Specialist teams of Occupational Therapists are now working in partnership with wards, patients and families to determine what matters to the individual when planning for discharge home. If necessary, this will involve practising simple activities such as walking, getting washed and dressed and preparing food to regain skills and confidence.
Occupational Therapist Jennifer Davies, who ran the initial pilot, said: “Home First is all about recognising how our patients want to return back to their lives after a stay in hospital, and how we can help them achieve that.
“Through early assessments of patients, working with them to set goals which will achieve their discharge, and leading care meetings with hospital colleagues, we’ve seen real results in helping people recover once they are medically well enough to leave hospital.
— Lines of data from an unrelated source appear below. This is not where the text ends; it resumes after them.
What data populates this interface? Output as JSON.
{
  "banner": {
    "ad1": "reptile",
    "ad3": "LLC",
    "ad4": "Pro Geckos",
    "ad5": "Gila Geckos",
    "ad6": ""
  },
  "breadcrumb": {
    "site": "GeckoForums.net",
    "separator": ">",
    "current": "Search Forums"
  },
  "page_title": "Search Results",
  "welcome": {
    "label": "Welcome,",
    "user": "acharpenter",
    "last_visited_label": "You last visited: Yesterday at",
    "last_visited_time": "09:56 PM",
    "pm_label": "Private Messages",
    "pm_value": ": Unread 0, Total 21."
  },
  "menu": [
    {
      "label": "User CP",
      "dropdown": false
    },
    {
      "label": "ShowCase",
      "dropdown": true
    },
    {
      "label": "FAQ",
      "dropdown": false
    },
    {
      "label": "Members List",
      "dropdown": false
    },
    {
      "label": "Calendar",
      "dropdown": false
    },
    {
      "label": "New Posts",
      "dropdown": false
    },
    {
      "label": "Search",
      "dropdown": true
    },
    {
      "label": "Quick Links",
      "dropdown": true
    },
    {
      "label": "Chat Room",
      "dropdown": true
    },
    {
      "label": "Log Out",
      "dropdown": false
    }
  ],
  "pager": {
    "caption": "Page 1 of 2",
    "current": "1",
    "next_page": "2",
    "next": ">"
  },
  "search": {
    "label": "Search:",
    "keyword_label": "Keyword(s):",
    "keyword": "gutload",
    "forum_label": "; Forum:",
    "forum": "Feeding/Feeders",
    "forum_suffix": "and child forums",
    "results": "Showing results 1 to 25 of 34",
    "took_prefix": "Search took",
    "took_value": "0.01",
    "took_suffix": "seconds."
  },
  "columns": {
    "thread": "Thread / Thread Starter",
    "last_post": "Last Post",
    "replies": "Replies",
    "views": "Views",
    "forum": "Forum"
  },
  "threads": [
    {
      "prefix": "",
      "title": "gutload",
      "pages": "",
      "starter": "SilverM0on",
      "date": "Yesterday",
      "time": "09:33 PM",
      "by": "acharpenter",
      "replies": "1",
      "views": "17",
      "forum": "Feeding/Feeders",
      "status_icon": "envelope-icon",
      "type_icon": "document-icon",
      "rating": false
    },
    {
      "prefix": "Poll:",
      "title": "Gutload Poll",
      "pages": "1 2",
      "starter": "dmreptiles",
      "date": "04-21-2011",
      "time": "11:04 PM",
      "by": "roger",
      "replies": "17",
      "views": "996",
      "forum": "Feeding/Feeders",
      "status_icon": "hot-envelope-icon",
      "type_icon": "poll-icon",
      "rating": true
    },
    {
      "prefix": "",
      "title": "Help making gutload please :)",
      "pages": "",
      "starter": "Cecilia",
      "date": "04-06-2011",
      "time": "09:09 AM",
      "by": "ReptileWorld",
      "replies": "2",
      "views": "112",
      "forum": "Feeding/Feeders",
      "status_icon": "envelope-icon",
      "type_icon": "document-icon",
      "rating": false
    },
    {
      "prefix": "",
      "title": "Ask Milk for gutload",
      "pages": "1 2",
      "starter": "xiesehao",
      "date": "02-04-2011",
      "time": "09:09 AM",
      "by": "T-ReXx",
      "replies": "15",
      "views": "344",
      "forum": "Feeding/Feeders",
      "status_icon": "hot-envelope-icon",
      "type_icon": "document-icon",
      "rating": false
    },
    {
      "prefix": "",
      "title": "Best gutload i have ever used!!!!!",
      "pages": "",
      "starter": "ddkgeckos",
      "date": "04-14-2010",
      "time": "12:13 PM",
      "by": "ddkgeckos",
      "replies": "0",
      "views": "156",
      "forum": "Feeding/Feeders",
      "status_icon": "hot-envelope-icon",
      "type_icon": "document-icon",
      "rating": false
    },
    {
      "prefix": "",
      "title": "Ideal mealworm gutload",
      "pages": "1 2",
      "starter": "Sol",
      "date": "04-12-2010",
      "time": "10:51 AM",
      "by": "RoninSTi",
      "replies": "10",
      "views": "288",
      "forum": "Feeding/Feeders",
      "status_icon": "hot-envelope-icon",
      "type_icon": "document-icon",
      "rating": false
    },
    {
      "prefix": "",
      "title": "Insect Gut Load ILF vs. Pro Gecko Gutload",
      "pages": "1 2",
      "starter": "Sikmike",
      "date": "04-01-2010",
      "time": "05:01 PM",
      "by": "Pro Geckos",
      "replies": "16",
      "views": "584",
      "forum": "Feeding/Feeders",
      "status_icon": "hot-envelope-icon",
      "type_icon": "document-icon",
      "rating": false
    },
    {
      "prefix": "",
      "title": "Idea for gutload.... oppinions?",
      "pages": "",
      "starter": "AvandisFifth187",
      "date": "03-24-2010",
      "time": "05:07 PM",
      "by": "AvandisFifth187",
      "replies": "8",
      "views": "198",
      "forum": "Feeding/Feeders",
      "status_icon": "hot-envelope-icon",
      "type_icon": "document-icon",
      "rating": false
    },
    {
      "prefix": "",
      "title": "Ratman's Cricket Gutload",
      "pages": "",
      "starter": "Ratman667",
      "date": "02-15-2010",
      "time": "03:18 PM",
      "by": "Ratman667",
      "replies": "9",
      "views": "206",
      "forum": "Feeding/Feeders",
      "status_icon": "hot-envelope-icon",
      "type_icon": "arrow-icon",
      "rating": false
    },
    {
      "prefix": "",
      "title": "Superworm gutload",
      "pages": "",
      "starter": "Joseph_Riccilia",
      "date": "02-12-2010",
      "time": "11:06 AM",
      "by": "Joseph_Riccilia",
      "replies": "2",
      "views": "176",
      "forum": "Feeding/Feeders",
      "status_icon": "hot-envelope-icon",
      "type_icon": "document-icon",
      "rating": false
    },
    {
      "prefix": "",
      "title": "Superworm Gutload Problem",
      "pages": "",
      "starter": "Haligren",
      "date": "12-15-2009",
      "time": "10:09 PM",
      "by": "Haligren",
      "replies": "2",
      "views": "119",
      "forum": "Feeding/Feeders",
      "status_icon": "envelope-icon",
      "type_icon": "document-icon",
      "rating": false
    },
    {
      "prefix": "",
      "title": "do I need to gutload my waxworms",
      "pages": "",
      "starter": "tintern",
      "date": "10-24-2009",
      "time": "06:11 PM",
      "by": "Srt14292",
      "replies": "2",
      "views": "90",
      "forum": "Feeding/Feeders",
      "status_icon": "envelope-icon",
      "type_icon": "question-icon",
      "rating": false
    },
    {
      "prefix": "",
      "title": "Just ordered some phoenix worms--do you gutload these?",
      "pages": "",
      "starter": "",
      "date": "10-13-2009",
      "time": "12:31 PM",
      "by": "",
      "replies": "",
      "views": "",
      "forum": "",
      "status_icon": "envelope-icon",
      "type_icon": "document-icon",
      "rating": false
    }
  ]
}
“By addressing this issue, we’re freeing up resource and improving flow through the hospital.”
The five-week trial at one of the hospital’s Care of the Elderly wards saw the Occupational Therapists work with ward staff to support patients who were medically ready to leave hospital, but still required therapy and nursing care.
The work saw the average length of stay of participating patients reduce from 7.7 days to 4 days.
The number of people discharged to their own home increased by 26 per cent, with 89 per cent of patients returning home with the correct level of support in place.
Patients who had been listed to transfer to a community hospital significantly reduced, and an estimated 192 bed days were made available thanks to the improved discharge process.
The new Home First service delivered by the specialist Occupational Therapy teams was launched on Monday 17 June.